Korean companies’ role crucial in combating labor abuses in Asia
In recent years, various reports have shed light on the “modern-day slavery” behind the global supply chain of frozen prawns and cheap clothes -- how millions of workers in Asia are trafficked into forced labor and endure excruciatingly long hours for low, if any, pay.
David Knight, an international migration expert, says in combating this, Korean companies have a role to play.
“Companies may not be aware of human rights abuses in their supply chain and sometimes there is a gap between what they are told and what happens in practice,” said Knight, chief of Vietnam Mission for International Organization for Migration, in an interview with The Korea Herald in Seoul.
“But those companies are still responsible and held accountable for any breaches of human rights abuses through their supply chains.”

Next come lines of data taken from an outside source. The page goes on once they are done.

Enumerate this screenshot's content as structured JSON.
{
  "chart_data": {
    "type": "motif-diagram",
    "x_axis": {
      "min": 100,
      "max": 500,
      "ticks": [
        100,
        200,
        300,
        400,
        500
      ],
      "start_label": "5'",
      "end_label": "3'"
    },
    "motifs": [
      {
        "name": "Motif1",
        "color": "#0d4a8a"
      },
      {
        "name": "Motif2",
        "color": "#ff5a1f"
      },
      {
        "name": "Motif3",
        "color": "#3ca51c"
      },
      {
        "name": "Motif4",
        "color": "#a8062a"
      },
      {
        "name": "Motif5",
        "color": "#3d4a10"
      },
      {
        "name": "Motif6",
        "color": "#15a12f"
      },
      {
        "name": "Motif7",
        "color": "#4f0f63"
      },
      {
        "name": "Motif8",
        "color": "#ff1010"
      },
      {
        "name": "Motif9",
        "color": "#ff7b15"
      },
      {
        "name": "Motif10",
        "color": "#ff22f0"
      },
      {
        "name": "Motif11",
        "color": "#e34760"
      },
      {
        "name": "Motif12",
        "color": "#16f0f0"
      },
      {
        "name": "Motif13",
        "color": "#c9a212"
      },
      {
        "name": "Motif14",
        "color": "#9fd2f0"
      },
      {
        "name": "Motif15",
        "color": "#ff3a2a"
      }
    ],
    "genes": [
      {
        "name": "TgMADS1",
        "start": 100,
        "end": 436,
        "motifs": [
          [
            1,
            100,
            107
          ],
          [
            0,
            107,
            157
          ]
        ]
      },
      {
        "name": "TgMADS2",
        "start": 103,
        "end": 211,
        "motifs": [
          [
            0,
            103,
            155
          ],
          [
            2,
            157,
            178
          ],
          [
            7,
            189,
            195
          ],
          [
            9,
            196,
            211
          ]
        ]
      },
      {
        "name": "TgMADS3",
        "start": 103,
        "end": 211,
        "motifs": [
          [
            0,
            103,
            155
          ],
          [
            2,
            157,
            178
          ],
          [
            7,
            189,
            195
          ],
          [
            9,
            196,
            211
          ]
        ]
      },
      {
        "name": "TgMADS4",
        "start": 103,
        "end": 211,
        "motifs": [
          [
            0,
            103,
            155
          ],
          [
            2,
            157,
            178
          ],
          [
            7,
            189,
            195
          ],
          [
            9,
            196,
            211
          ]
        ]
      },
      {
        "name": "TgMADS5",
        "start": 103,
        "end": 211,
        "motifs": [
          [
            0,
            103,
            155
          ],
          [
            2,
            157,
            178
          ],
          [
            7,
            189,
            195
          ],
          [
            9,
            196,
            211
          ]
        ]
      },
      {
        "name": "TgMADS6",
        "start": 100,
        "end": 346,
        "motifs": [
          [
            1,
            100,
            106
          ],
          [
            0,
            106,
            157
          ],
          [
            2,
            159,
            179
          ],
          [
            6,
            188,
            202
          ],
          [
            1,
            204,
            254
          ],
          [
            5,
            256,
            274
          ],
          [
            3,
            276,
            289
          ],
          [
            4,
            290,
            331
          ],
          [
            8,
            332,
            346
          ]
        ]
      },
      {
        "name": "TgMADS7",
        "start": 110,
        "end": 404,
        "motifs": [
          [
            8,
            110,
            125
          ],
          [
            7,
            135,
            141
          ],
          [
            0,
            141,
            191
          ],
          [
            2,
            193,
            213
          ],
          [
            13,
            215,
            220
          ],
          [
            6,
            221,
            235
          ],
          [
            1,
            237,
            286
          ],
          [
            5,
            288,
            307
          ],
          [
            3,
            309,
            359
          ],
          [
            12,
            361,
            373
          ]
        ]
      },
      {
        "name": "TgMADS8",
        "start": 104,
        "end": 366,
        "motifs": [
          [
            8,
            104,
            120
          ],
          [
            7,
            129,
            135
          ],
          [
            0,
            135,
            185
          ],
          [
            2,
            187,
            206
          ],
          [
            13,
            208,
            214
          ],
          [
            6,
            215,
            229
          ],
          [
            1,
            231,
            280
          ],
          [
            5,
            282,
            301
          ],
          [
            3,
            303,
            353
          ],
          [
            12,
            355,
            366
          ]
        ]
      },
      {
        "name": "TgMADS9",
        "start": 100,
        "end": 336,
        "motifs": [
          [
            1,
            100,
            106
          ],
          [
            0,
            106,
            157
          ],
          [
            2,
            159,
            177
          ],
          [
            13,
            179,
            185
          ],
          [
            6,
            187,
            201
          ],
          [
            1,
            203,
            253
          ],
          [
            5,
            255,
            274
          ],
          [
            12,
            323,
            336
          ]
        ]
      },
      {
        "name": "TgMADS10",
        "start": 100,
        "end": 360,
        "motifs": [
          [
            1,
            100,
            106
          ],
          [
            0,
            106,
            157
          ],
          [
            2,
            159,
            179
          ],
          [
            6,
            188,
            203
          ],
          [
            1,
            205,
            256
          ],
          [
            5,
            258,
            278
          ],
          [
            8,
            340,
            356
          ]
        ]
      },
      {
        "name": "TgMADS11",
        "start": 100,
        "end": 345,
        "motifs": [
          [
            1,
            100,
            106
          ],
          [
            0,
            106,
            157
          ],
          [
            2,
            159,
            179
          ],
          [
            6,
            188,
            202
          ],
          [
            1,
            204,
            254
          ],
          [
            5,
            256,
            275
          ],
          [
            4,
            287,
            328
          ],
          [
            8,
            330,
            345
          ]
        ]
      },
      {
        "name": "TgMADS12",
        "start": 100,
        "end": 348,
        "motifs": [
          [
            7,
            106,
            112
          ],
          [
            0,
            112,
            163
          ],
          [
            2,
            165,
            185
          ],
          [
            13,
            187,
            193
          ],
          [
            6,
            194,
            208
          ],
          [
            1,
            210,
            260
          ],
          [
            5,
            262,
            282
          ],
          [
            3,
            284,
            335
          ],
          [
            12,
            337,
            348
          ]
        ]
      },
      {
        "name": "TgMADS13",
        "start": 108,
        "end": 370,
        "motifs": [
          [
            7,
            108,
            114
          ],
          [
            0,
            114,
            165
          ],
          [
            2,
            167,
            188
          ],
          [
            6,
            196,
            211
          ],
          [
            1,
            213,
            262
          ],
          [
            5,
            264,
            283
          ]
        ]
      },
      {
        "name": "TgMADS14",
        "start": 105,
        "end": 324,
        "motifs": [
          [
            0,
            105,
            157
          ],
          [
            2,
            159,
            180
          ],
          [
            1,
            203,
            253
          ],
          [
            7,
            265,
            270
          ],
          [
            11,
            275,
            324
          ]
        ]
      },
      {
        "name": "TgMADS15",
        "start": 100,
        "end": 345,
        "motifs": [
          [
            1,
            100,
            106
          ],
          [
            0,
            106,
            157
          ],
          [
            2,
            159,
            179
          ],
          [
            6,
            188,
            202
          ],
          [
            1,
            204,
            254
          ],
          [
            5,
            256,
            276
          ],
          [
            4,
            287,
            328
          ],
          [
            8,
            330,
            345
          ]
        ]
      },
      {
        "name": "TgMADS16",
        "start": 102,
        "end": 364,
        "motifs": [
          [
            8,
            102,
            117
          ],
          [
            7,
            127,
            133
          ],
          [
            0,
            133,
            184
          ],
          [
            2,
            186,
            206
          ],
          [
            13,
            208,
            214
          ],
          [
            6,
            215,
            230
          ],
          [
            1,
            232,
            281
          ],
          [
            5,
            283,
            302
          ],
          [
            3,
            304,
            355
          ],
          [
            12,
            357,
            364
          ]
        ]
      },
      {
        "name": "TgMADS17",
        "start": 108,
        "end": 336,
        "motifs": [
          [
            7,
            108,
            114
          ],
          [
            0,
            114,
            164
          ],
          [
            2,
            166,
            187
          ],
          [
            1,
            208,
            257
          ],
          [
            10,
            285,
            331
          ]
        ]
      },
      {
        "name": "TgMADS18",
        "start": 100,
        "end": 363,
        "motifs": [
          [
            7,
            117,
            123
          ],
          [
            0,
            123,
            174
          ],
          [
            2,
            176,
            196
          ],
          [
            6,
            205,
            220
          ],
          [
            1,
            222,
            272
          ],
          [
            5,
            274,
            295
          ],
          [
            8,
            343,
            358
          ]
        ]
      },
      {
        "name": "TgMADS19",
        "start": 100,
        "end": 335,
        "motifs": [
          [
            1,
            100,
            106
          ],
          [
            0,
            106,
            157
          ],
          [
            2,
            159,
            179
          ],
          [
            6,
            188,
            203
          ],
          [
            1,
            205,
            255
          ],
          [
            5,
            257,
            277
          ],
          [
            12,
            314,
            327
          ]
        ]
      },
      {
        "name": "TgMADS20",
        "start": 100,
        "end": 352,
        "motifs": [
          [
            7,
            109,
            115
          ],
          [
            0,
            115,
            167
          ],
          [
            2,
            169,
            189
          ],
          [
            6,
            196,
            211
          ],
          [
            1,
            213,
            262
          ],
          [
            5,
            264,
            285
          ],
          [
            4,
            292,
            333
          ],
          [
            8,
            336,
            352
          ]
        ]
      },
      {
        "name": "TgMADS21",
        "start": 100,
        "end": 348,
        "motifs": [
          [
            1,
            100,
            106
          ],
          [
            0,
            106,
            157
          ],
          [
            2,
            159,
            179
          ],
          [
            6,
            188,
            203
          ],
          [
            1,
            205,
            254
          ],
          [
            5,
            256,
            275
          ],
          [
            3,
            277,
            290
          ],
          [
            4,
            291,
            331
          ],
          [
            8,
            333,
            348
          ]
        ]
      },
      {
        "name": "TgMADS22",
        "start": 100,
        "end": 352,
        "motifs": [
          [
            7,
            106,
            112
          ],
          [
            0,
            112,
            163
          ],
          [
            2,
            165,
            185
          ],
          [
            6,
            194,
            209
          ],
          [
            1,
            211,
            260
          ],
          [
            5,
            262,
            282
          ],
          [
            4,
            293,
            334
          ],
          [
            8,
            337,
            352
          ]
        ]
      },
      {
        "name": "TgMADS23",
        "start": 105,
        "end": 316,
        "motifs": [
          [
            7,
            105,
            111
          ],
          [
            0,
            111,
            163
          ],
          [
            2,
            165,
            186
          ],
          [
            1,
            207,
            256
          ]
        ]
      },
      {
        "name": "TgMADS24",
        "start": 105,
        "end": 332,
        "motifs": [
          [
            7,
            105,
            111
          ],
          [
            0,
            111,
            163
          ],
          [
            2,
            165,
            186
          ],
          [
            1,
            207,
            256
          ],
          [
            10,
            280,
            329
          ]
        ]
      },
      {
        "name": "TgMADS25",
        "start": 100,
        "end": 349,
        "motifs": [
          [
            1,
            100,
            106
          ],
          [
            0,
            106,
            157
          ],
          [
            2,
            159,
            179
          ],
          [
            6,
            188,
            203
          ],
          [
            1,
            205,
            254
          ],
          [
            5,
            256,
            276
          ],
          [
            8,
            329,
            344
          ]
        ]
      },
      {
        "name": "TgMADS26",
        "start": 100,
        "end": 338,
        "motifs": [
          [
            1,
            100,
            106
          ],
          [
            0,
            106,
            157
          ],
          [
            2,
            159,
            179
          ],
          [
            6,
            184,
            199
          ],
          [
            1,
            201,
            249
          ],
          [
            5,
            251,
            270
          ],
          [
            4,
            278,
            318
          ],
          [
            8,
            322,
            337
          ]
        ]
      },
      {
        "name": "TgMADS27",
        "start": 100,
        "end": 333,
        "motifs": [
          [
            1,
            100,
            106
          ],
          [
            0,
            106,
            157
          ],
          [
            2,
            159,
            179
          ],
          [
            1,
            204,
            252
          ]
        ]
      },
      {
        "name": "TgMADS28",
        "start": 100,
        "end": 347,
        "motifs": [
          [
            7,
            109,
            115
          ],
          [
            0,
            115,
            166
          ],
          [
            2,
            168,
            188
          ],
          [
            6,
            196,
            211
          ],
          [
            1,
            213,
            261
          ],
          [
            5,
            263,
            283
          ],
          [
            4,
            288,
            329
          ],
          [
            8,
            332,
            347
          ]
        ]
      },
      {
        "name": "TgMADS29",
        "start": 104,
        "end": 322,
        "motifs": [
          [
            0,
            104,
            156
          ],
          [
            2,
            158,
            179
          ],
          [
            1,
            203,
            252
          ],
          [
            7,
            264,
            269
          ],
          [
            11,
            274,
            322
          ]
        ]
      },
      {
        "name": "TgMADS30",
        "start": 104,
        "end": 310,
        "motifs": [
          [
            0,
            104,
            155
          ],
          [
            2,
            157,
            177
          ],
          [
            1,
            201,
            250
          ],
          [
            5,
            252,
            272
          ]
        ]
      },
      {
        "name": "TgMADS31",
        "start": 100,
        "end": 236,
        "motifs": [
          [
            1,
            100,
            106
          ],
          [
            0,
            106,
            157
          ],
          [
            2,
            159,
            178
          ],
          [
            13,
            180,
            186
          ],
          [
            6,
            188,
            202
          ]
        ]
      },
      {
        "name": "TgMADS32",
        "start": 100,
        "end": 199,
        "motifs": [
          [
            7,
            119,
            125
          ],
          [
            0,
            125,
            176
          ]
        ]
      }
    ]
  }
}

He noted that as the supply chain is often complex with multiple layers from treating raw materials to creating final products, it has become more difficult for companies to monitor exploitation and abuses at a myriad number of their subcontractors.
That’s why the IOM stresses companies’ “proactive” role in monitoring its supply chains and following ethical recruitment practices. The ethical recruitment means that migrant workers are not charged fees to find work abroad, granted freedom of movement and clearly aware of terms and conditions of contracts.
The IOM helps companies to conduct audits with a more investigative approach to uncover human rights breaches, offers training sessions to raise awareness of ethical recruitment among lower tier suppliers, he said.
Knight, who is leading the IOM’s initiative International Recruitment Integrity System based in Vietnam, made his way to Korea last month to participate in a forum to address risks about hidden forced labor in supply chains and adverse impact it could bring to Korean businesses.
In Vietnam, where about 4,000 Korean-owned companies are operating as of 2016, mostly in the manufacturing sector, some Korean firms are directly involved with labor abuses.
According to Vietnam General Confederation of Labor, there have been about 800 strikes from 2009 to 2014 by workers in Vietnam against breach of labor laws by Korean employers.
A 2015 report by Korean Trans National Corporation Watch based on interviews with local workers, labor unions, companies and civic groups, revealed that Korean companies allegedly underpaid local workers, verbally and physically abused them, forced them to work long hours and even punished them for using toilets too often.
Even if Korean companies are not directly involved, being associated with charges of human trafficking and forced labor through subcontractors and recruitment agencies is a risk for their business, Knight said.
“By failing to follow the ethical recruitment in labor migrations, companies may not be able to access the US and EU markets because of slavery that was found in their supply chains,” he said, citing the California Transparency in Supply Chains Act enacted in 2010 and the UK’s Modern Slavery Act enforced in 2015.
Both acts require companies supplying goods and services in California and the UK, respectively, to publish annual statements to prove that there is no slavery or labor abuses linked to any goods and services sold there.
“The corporations might also suffer from reputational damage, penalty for violation of laws and declining sales,” he said. “By addressing these issues and doing things in the right way, they can reduce those risks and brand themselves as a promoter of human rights and sustainable development.”